As a fat girl, just the mere mention of “Moo Moo” can set into motion a series of emotional events that can easily land you in the local psych ward for 48 hour observation. You can try to make a Moo Moo fashionable, you can try to pretend that it is an acceptable piece of clothing. But it’s not. If you get any of those mailers from Roman’s or Fingerhut, on the back page they usually show a normal sized younger brunette woman(a blond, no matter what her size would never be caught dead in one) modeling the Moo Moo. It kind of looks like a house dress or house coat. THIS IS A LIE. No one under 50 wears a Moo Moo. No one under a size 18 wears a Moo Moo. So marketing people at Fingerhut, give it a rest! We are not fooled by your pretty brunette size 6 bimbo. Under that Moo Moo she is wearing a string bikini, and she is leaving this appointment to go shoot her Sport Illustrated cover. She would NEVER wear that outside of your ad.

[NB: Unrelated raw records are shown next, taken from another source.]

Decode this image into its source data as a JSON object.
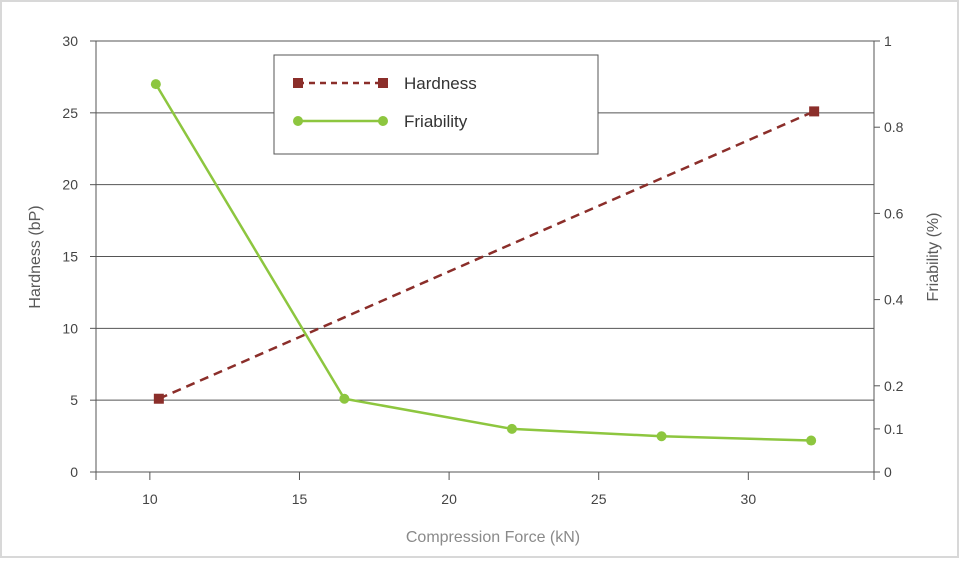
{
  "chart_data": {
    "type": "line",
    "xlabel": "Compression Force (kN)",
    "ylabel": "Hardness (bP)",
    "y2label": "Friability (%)",
    "xlim": [
      8.2,
      34.2
    ],
    "ylim": [
      0,
      30
    ],
    "y2lim": [
      0,
      1
    ],
    "x_ticks": [
      10,
      15,
      20,
      25,
      30
    ],
    "y_ticks": [
      0,
      5,
      10,
      15,
      20,
      25,
      30
    ],
    "y2_ticks": [
      0,
      0.1,
      0.2,
      0.4,
      0.6,
      0.8,
      1
    ],
    "grid": true,
    "legend_position": "top-left (inside plot)",
    "series": [
      {
        "name": "Hardness",
        "axis": "left",
        "color": "#8b2e2a",
        "line_style": "dashed",
        "marker": "square",
        "x": [
          10.3,
          32.2
        ],
        "y": [
          5.1,
          25.1
        ]
      },
      {
        "name": "Friability",
        "axis": "right",
        "color": "#8dc63f",
        "line_style": "solid",
        "marker": "circle",
        "x": [
          10.2,
          16.5,
          22.1,
          27.1,
          32.1
        ],
        "y": [
          0.9,
          0.17,
          0.1,
          0.083,
          0.073
        ]
      }
    ]
  }
}
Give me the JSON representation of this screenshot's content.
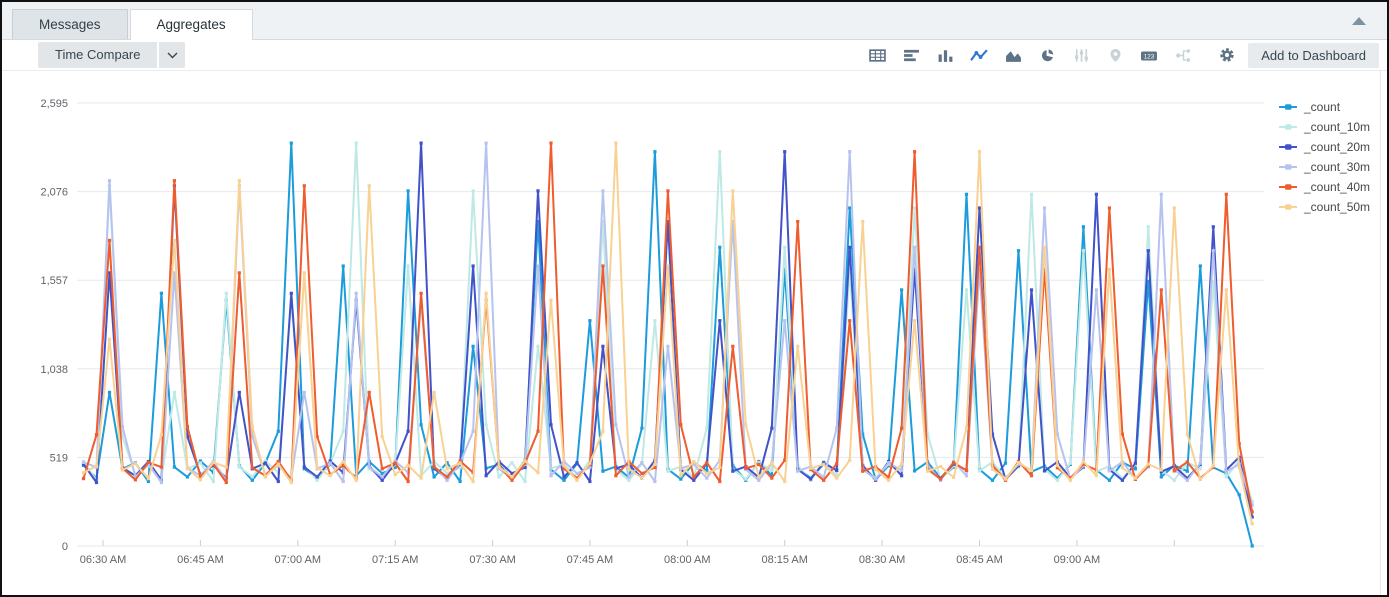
{
  "tabs": [
    {
      "label": "Messages",
      "active": false
    },
    {
      "label": "Aggregates",
      "active": true
    }
  ],
  "toolbar": {
    "time_compare_label": "Time Compare",
    "add_to_dashboard_label": "Add to Dashboard",
    "single_value_text": "123",
    "icons": [
      {
        "name": "table-icon",
        "state": "normal"
      },
      {
        "name": "bar-chart-horizontal-icon",
        "state": "normal"
      },
      {
        "name": "column-chart-icon",
        "state": "normal"
      },
      {
        "name": "line-chart-icon",
        "state": "selected"
      },
      {
        "name": "area-chart-icon",
        "state": "normal"
      },
      {
        "name": "pie-chart-icon",
        "state": "normal"
      },
      {
        "name": "sliders-icon",
        "state": "disabled"
      },
      {
        "name": "map-pin-icon",
        "state": "disabled"
      },
      {
        "name": "single-value-icon",
        "state": "normal"
      },
      {
        "name": "node-graph-icon",
        "state": "disabled"
      },
      {
        "name": "gear-icon",
        "state": "normal"
      }
    ]
  },
  "chart_data": {
    "type": "line",
    "title": "",
    "legend_position": "top-right",
    "grid": true,
    "y_axis": {
      "max": 2595,
      "ticks": [
        {
          "v": 0,
          "label": "0"
        },
        {
          "v": 519,
          "label": "519"
        },
        {
          "v": 1038,
          "label": "1,038"
        },
        {
          "v": 1557,
          "label": "1,557"
        },
        {
          "v": 2076,
          "label": "2,076"
        },
        {
          "v": 2595,
          "label": "2,595"
        }
      ]
    },
    "x_axis": {
      "ticks": [
        {
          "min": 390,
          "label": "06:30 AM"
        },
        {
          "min": 405,
          "label": "06:45 AM"
        },
        {
          "min": 420,
          "label": "07:00 AM"
        },
        {
          "min": 435,
          "label": "07:15 AM"
        },
        {
          "min": 450,
          "label": "07:30 AM"
        },
        {
          "min": 465,
          "label": "07:45 AM"
        },
        {
          "min": 480,
          "label": "08:00 AM"
        },
        {
          "min": 495,
          "label": "08:15 AM"
        },
        {
          "min": 510,
          "label": "08:30 AM"
        },
        {
          "min": 525,
          "label": "08:45 AM"
        },
        {
          "min": 540,
          "label": "09:00 AM"
        },
        {
          "min": 555,
          "label": ""
        }
      ]
    },
    "start_min": 387,
    "step_min": 2,
    "points": 91,
    "base_values": [
      430,
      468,
      1210,
      445,
      482,
      395,
      652,
      1790,
      455,
      388,
      490,
      462,
      2140,
      700,
      405,
      480,
      372,
      1600,
      458,
      412,
      495,
      385,
      2110,
      640,
      418,
      472,
      398,
      900,
      452,
      486,
      378,
      1480,
      462,
      405,
      498,
      430,
      1440,
      470,
      385,
      485,
      672,
      2360,
      452,
      398,
      478,
      1640,
      412,
      495,
      425,
      460,
      2080,
      710,
      405,
      488,
      378,
      1170,
      455,
      478,
      398,
      502,
      1900,
      448,
      385,
      482,
      1320,
      438,
      465,
      402,
      690,
      2310,
      450,
      392,
      488,
      442,
      1750,
      472,
      385,
      495,
      412,
      1620,
      458,
      398,
      480,
      445,
      1980,
      655,
      390,
      470,
      1500,
      440,
      492,
      398,
      462,
      2060,
      448,
      385,
      485,
      1730,
      435,
      468,
      398,
      478,
      1870,
      445,
      385,
      490,
      452,
      1550,
      405,
      472,
      438,
      1640,
      460,
      425,
      360,
      150
    ],
    "series": [
      {
        "name": "_count",
        "color": "#1C9CDB",
        "offset": 25,
        "tail": [
          300,
          0
        ]
      },
      {
        "name": "_count_10m",
        "color": "#BEE9E4",
        "offset": 20,
        "tail": [
          500,
          260
        ]
      },
      {
        "name": "_count_20m",
        "color": "#4253C9",
        "offset": 15,
        "tail": [
          520,
          170
        ]
      },
      {
        "name": "_count_30m",
        "color": "#B7C3EF",
        "offset": 10,
        "tail": [
          480,
          240
        ]
      },
      {
        "name": "_count_40m",
        "color": "#EF5C2E",
        "offset": 5,
        "tail": [
          600,
          200
        ]
      },
      {
        "name": "_count_50m",
        "color": "#F8D193",
        "offset": 0,
        "tail": [
          460,
          130
        ]
      }
    ]
  }
}
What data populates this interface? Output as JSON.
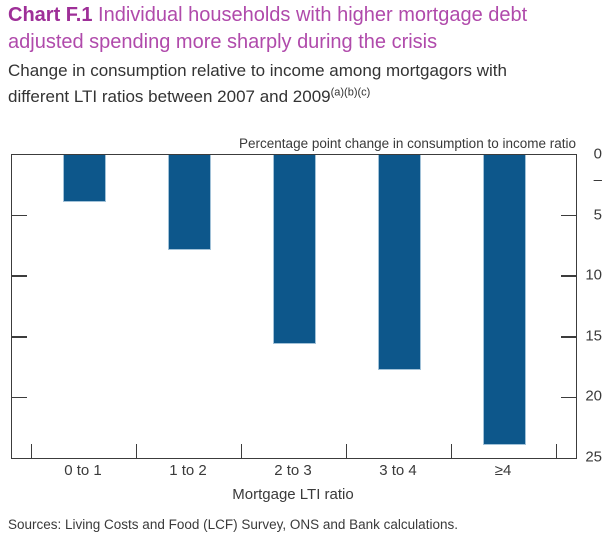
{
  "header": {
    "title_prefix": "Chart F.1",
    "title_rest": " Individual households with higher mortgage debt adjusted spending more sharply during the crisis",
    "subtitle": "Change in consumption relative to income among mortgagors with different LTI ratios between 2007 and 2009",
    "subtitle_superscript": "(a)(b)(c)"
  },
  "chart_data": {
    "type": "bar",
    "title": "Chart F.1 Individual households with higher mortgage debt adjusted spending more sharply during the crisis",
    "axis_top_label": "Percentage point change in consumption to income ratio",
    "categories": [
      "0 to 1",
      "1 to 2",
      "2 to 3",
      "3 to 4",
      "≥4"
    ],
    "values": [
      -3.9,
      -7.8,
      -15.6,
      -17.7,
      -23.9
    ],
    "xlabel": "Mortgage LTI ratio",
    "ylabel": "Percentage point change in consumption to income ratio",
    "y_axis_side": "right",
    "y_tick_labels": [
      "0",
      "5",
      "10",
      "15",
      "20",
      "25"
    ],
    "negative_marker": "–",
    "ylim": [
      0,
      25
    ],
    "axis_inverted": true,
    "grid": false,
    "legend": "none",
    "bar_color": "#0d578b",
    "bar_edge_color": "#a2c2d8",
    "axis_color": "#3c3c3c"
  },
  "footer": {
    "sources": "Sources: Living Costs and Food (LCF) Survey, ONS and Bank calculations."
  },
  "colors": {
    "title_bold": "#9e2f98",
    "title_regular": "#b04aab",
    "body_text": "#333333"
  }
}
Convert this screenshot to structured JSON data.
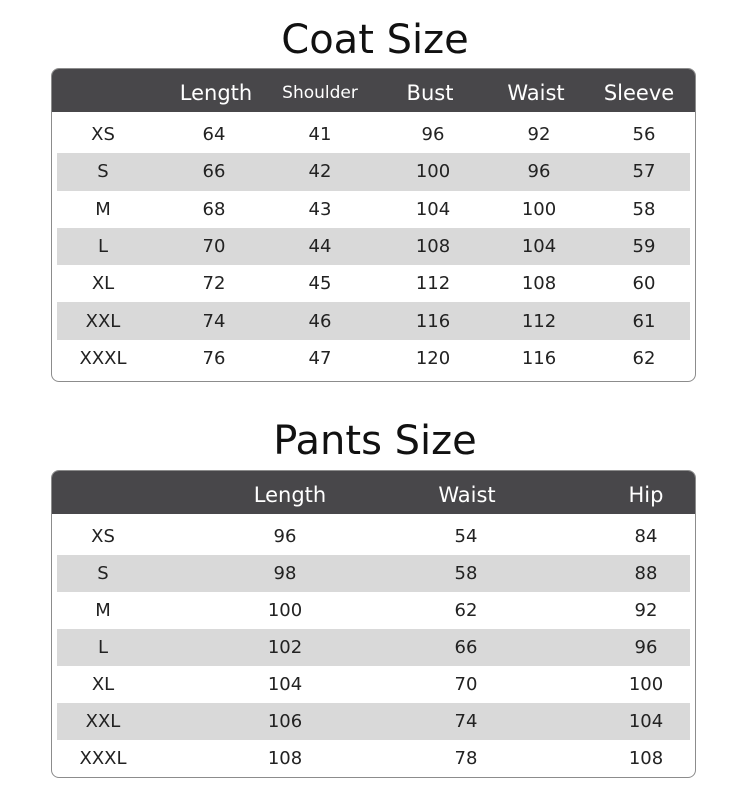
{
  "coat": {
    "title": "Coat Size",
    "headers": [
      "",
      "Length",
      "Shoulder",
      "Bust",
      "Waist",
      "Sleeve"
    ],
    "rows": [
      [
        "XS",
        "64",
        "41",
        "96",
        "92",
        "56"
      ],
      [
        "S",
        "66",
        "42",
        "100",
        "96",
        "57"
      ],
      [
        "M",
        "68",
        "43",
        "104",
        "100",
        "58"
      ],
      [
        "L",
        "70",
        "44",
        "108",
        "104",
        "59"
      ],
      [
        "XL",
        "72",
        "45",
        "112",
        "108",
        "60"
      ],
      [
        "XXL",
        "74",
        "46",
        "116",
        "112",
        "61"
      ],
      [
        "XXXL",
        "76",
        "47",
        "120",
        "116",
        "62"
      ]
    ]
  },
  "pants": {
    "title": "Pants Size",
    "headers": [
      "",
      "Length",
      "Waist",
      "Hip"
    ],
    "rows": [
      [
        "XS",
        "96",
        "54",
        "84"
      ],
      [
        "S",
        "98",
        "58",
        "88"
      ],
      [
        "M",
        "100",
        "62",
        "92"
      ],
      [
        "L",
        "102",
        "66",
        "96"
      ],
      [
        "XL",
        "104",
        "70",
        "100"
      ],
      [
        "XXL",
        "106",
        "74",
        "104"
      ],
      [
        "XXXL",
        "108",
        "78",
        "108"
      ]
    ]
  },
  "colors": {
    "header_bg": "#48474a",
    "stripe": "#d9d9d9"
  }
}
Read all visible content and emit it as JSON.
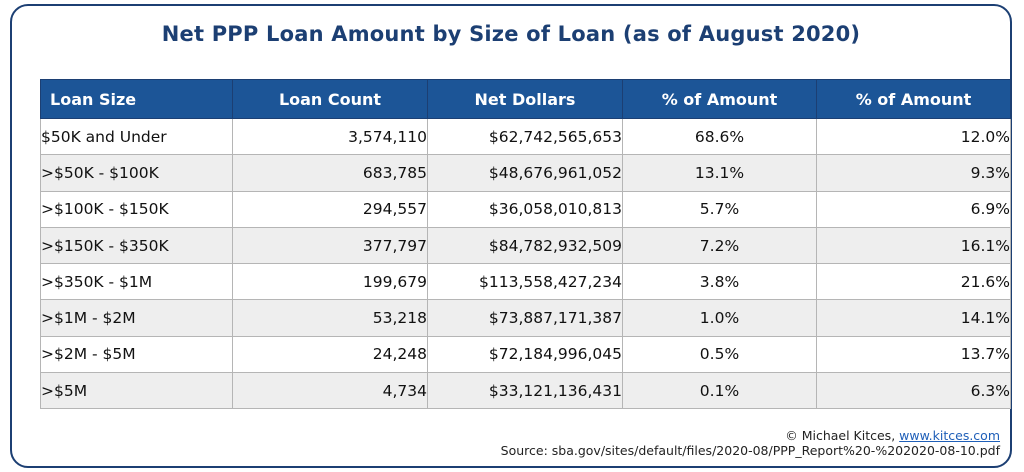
{
  "title": "Net PPP Loan Amount by Size of Loan (as of August 2020)",
  "table": {
    "headers": [
      "Loan Size",
      "Loan Count",
      "Net Dollars",
      "% of Amount",
      "% of Amount"
    ],
    "rows": [
      [
        "$50K and Under",
        "3,574,110",
        "$62,742,565,653",
        "68.6%",
        "12.0%"
      ],
      [
        ">$50K - $100K",
        "683,785",
        "$48,676,961,052",
        "13.1%",
        "9.3%"
      ],
      [
        ">$100K - $150K",
        "294,557",
        "$36,058,010,813",
        "5.7%",
        "6.9%"
      ],
      [
        ">$150K - $350K",
        "377,797",
        "$84,782,932,509",
        "7.2%",
        "16.1%"
      ],
      [
        ">$350K - $1M",
        "199,679",
        "$113,558,427,234",
        "3.8%",
        "21.6%"
      ],
      [
        ">$1M - $2M",
        "53,218",
        "$73,887,171,387",
        "1.0%",
        "14.1%"
      ],
      [
        ">$2M - $5M",
        "24,248",
        "$72,184,996,045",
        "0.5%",
        "13.7%"
      ],
      [
        ">$5M",
        "4,734",
        "$33,121,136,431",
        "0.1%",
        "6.3%"
      ]
    ]
  },
  "footer": {
    "copyright_prefix": "© Michael Kitces, ",
    "link_text": "www.kitces.com",
    "source": "Source: sba.gov/sites/default/files/2020-08/PPP_Report%20-%202020-08-10.pdf"
  },
  "colors": {
    "header_bg": "#1c5597",
    "title": "#1c3f73",
    "stripe": "#eeeeee",
    "link": "#1f5fb8"
  }
}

Something this girl would never wear if not being paid
So, we know who doesn’t wear a Moo Moo…so who does? My Mother, circa 1972-1979. That’s who. Almost every day and for any occasion. I think she had mood Moo Moo’s. The black Moo Moo with small white polka dots was the “I’m depressed Moo Moo. The crazy purple and orange paisley Moo Moo was the “Let’s Party Moo Moo”. The light blue Moo Moo with the dark green stripe down the front was the “I’m a serious Housewife Moo Moo”. But let’s get one thing straight, Moo Moo’s were totally acceptable for any time place or event. I remember many a drive to the grocery store with my Mom decked out in the lovely yellow with daisies Moo Moo, (must have been for grocery shopping). She would accessorize by wearing a lovely scarf on her head (that went over her rollers of course). If it was a special day she would wear the light blue eyeshadow and coral lipstick. We would top this jaunty look off with big ass gold hoop earing and cat eyeglasses. The finishing touch was the lit cigarette dangling from her lips. I remember it would bounce up and down as she talked. She didn’t believe in always supporting the cigarette as that would not allow her to have two fee hands to complete tasks like driving, crocheting, cooking or tending to our open wounds. She could let the ash get REALLY long before she flicked it. But, no matter what you think about this get up, circa 1972…she was one hot Moo Moo MaMa.
During these years, my Mom was “pleasantly plump”. She was probably a size 16-18 by today’s standard. She had been skinny her whole life, so becoming chubby was hard for her. A Moo Moo hid a multitude of sins, like wide hips. It could also hide a jack hammer, two labrador retrievers, a picnic basket , 2 watermelons and Big Wheel. (Actual things found under Moo Moos). If something had been lost at your house, there is a good chance it had gotten swept up in the Moo Moo. The Moo Moo is a black hole.
BRINGING IT HOME
So with 60 percent of adult americans overweight, what do we do with the Moo Moo? Do we say “To hell with it, I will just be fat and wear a Moo Moo!”??? NO WE DON”T! I don’t care how many mood Moo Moo’s there are, there is not a “I feel hot and sexy” Moo Moo. If the word “Moo Moo” is attached, it instantly voids the words “hot” and “sexy”. If you want to feel good about yourself and have a healthy self-esteem you can’t wear something that sounds like a sound a cow makes. If you are considering killing yourself or want to be disowned from your family, wearing a Moo Moo is an option.
I have included links for crocheting and how to treat open wounds. Both of these activities keep your hands busy and make it hard to eat. Eating less might keep you out of a Moo Moo. I included the link for the black hole to replace some of the brain cells you just wasted reading about Moo Moo’s. I don’t want to contribute to anyone in this world becoming more stupid. You can do that all on your own.